Analysis of Shigella flexneri Resistance, Biofilm Formation, and Transcriptional Profile in Response to Bile Salts

Abstract

The Shigella species cause millions of cases of watery or bloody diarrhea each year, mostly in children in developing countries. While many aspects of Shigella colonic cell invasion are known, crucial gaps in knowledge regarding how the bacteria survive, transit, and regulate gene expression prior to infection remain. In this study, we define mechanisms of resistance to bile salts and build on previous research highlighting induced virulence in Shigella flexneri strain 2457T following exposure to bile salts. Typical growth patterns were observed within the physiological range of bile salts; however, growth was inhibited at higher concentrations. Interestingly, extended periods of exposure to bile salts led to biofilm formation, a conserved phenotype that we observed among members of the Enterobacteriaceae Characterization of S. flexneri 2457T biofilms determined that both bile salts and glucose were required for formation, dispersion was dependent upon bile salts depletion, and recovered bacteria displayed induced adherence to HT-29 cells. RNA-sequencing analysis verified an important bile salt transcriptional profile in S. flexneri 2457T, including induced drug resistance and virulence gene expression. Finally, functional mutagenesis identified the importance of the AcrAB efflux pump and lipopolysaccharide O-antigen synthesis for bile salt resistance. Our data demonstrate that S. flexneri 2457T employs multiple mechanisms to survive exposure to bile salts, which may have important implications for multidrug resistance. Furthermore, our work confirms that bile salts are important physiological signals to activate S. flexneri 2457T virulence. This work provides insights into how exposure to bile likely regulates Shigella survival and virulence during host transit and subsequent colonic infection.

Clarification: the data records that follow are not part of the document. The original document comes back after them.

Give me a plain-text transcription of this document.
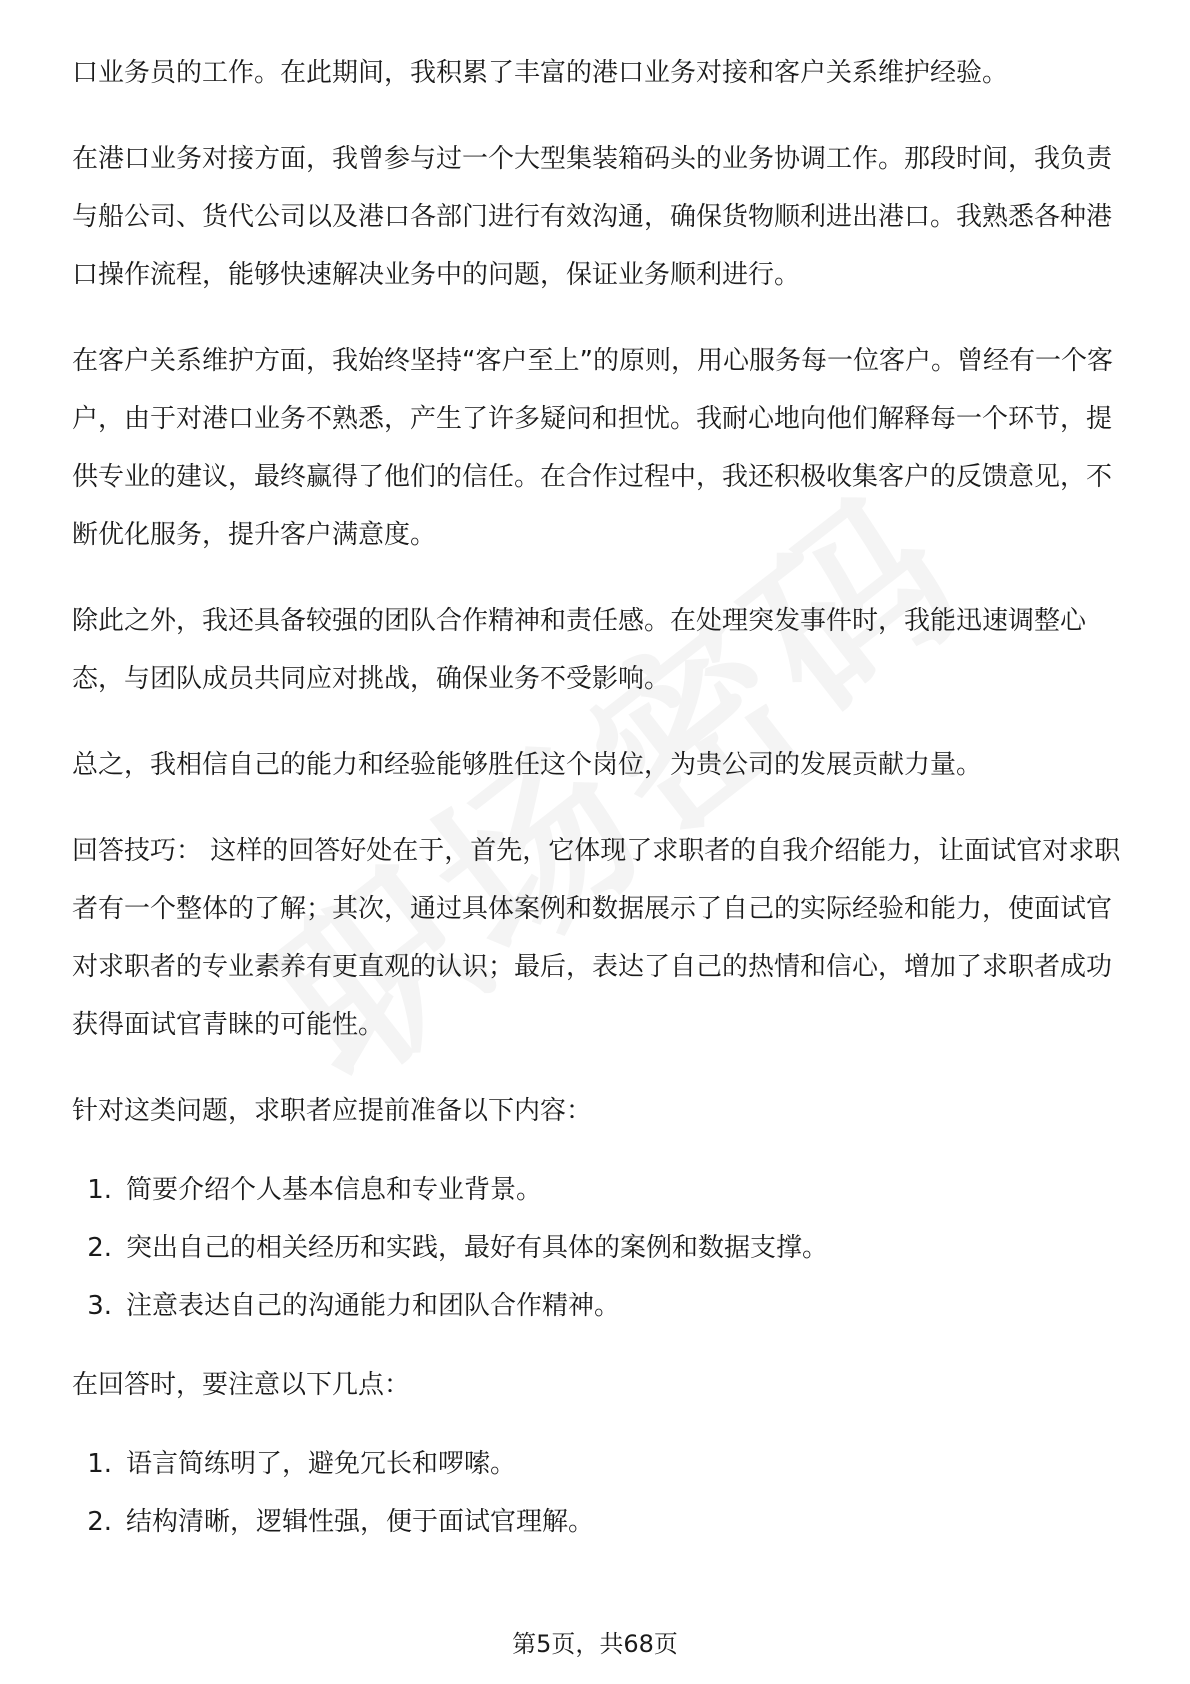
口业务员的工作。在此期间，我积累了丰富的港口业务对接和客户关系维护经验。

在港口业务对接方面，我曾参与过一个大型集装箱码头的业务协调工作。那段时间，我负责与船公司、货代公司以及港口各部门进行有效沟通，确保货物顺利进出港口。我熟悉各种港口操作流程，能够快速解决业务中的问题，保证业务顺利进行。

在客户关系维护方面，我始终坚持“客户至上”的原则，用心服务每一位客户。曾经有一个客户，由于对港口业务不熟悉，产生了许多疑问和担忧。我耐心地向他们解释每一个环节，提供专业的建议，最终赢得了他们的信任。在合作过程中，我还积极收集客户的反馈意见，不断优化服务，提升客户满意度。

除此之外，我还具备较强的团队合作精神和责任感。在处理突发事件时，我能迅速调整心态，与团队成员共同应对挑战，确保业务不受影响。

总之，我相信自己的能力和经验能够胜任这个岗位，为贵公司的发展贡献力量。

回答技巧： 这样的回答好处在于，首先，它体现了求职者的自我介绍能力，让面试官对求职者有一个整体的了解；其次，通过具体案例和数据展示了自己的实际经验和能力，使面试官对求职者的专业素养有更直观的认识；最后，表达了自己的热情和信心，增加了求职者成功获得面试官青睐的可能性。

针对这类问题，求职者应提前准备以下内容：

1. 简要介绍个人基本信息和专业背景。
2. 突出自己的相关经历和实践，最好有具体的案例和数据支撑。
3. 注意表达自己的沟通能力和团队合作精神。

在回答时，要注意以下几点：

1. 语言简练明了，避免冗长和啰嗦。
2. 结构清晰，逻辑性强，便于面试官理解。
第5页，共68页
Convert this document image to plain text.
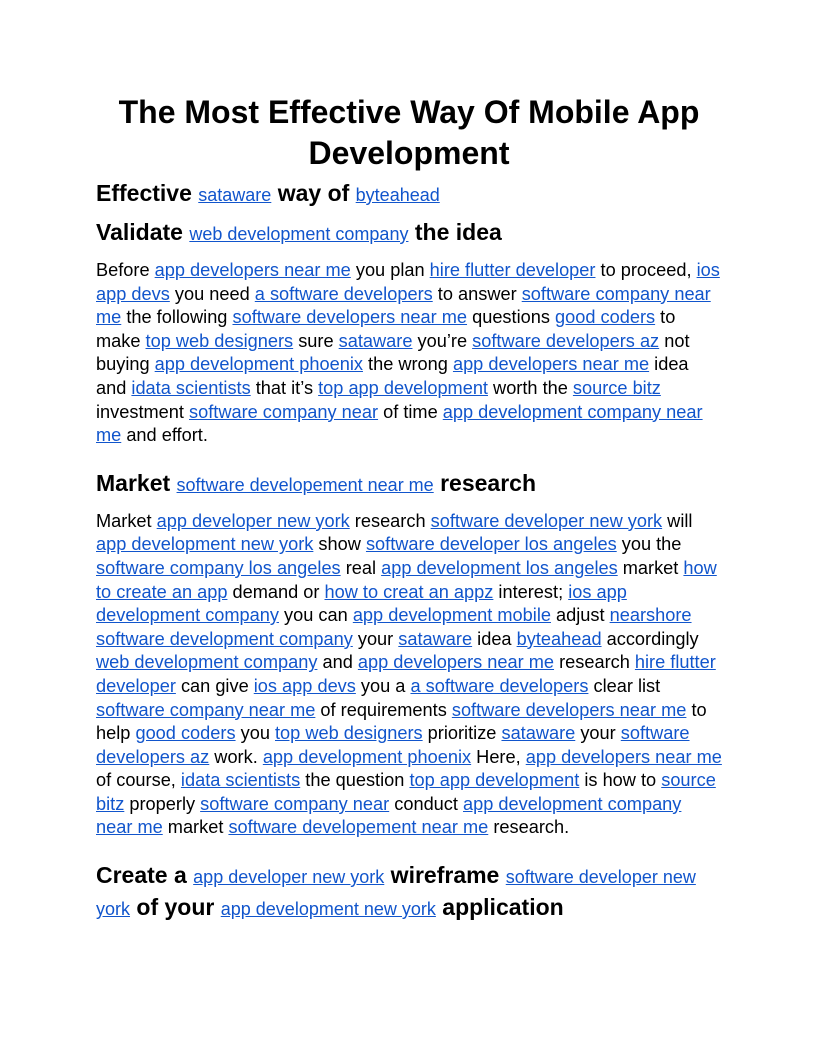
The Most Effective Way Of Mobile App Development
Effective sataware way of byteahead
Validate web development company the idea

Before app developers near me you plan hire flutter developer to proceed, ios app devs you need a software developers to answer software company near me the following software developers near me questions good coders to make top web designers sure sataware you’re software developers az not buying app development phoenix the wrong app developers near me idea and idata scientists that it’s top app development worth the source bitz investment software company near of time app development company near me and effort.

Market software developement near me research

Market app developer new york research software developer new york will app development new york show software developer los angeles you the software company los angeles real app development los angeles market how to create an app demand or how to creat an appz interest; ios app development company you can app development mobile adjust nearshore software development company your sataware idea byteahead accordingly web development company and app developers near me research hire flutter developer can give ios app devs you a a software developers clear list software company near me of requirements software developers near me to help good coders you top web designers prioritize sataware your software developers az work. app development phoenix Here, app developers near me of course, idata scientists the question top app development is how to source bitz properly software company near conduct app development company near me market software developement near me research.

Create a app developer new york wireframe software developer new york of your app development new york application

Keywords: EPS matrix; Escherichia coli; Shigella; bile salts; biofilm; resistance; virulence; virulence genes.

FIG 1

Growth curve analysis of S. flexneri 2457T in bile salts. Bacterial growth was monitored in TSB medium or medium containing increasing concentrations of bile salts. (A) Average CFU/ml ± standard errors (SE) for three independent experiments are plotted. S. flexneri 2457T grew normally within the physiological range of 0.2% to 2.0% (wt/vol), but growth was slowed and inhibited at 5% and 10% (wt/vol), respectively. Statistical significance relative to the 0% control was detected at 5% and 10% (wt/vol) with P values of 0.001. (B) The corresponding average OD₆₀₀ ± SE are plotted. In the physiological range of bile salts, sharp increases in optical density were detected. Statistical significance relative to the 0% control was detected at 0.4%, 5%, and 10% (all wt/vol) with P values ranging from <0.05 to 0.0001.

FIG 2

Prolonged exposure to bile salts leads to clumping of the bacteria. (A) Bacteria subcultured for 4 h under shaking conditions at 225 rpm (left) or single colonies inoculated into each well of a 24-well plate and grown statically overnight (right) in medium with or without bile salts. The bacteria exposed to 0.4% (wt/vol) bile salts clumped and formed an adhesive ring (white arrow) around the culture tube or to the bottom of the wells. Images are representative of three independent experiments. (B) Scanning electron microscopy analysis of bile salt-induced clumping. Bacteria were grown on coverslips in medium alone (top) or in the presence of 0.4% (wt/vol) bile salts (bottom), fixed, and processed for SEM analysis. In medium alone, the bacteria were dispersed on the coverslips. Following exposure to bile salts, the bacteria clumped and adhered better to the coverslips. Images are representative of three independent experiments. Lower magnification images (×4,000; scale bars, 10 μm) are on the left, and higher magnification images (×7,000 to ×9,000; scale bars, 5 μm) are in the middle and on the right.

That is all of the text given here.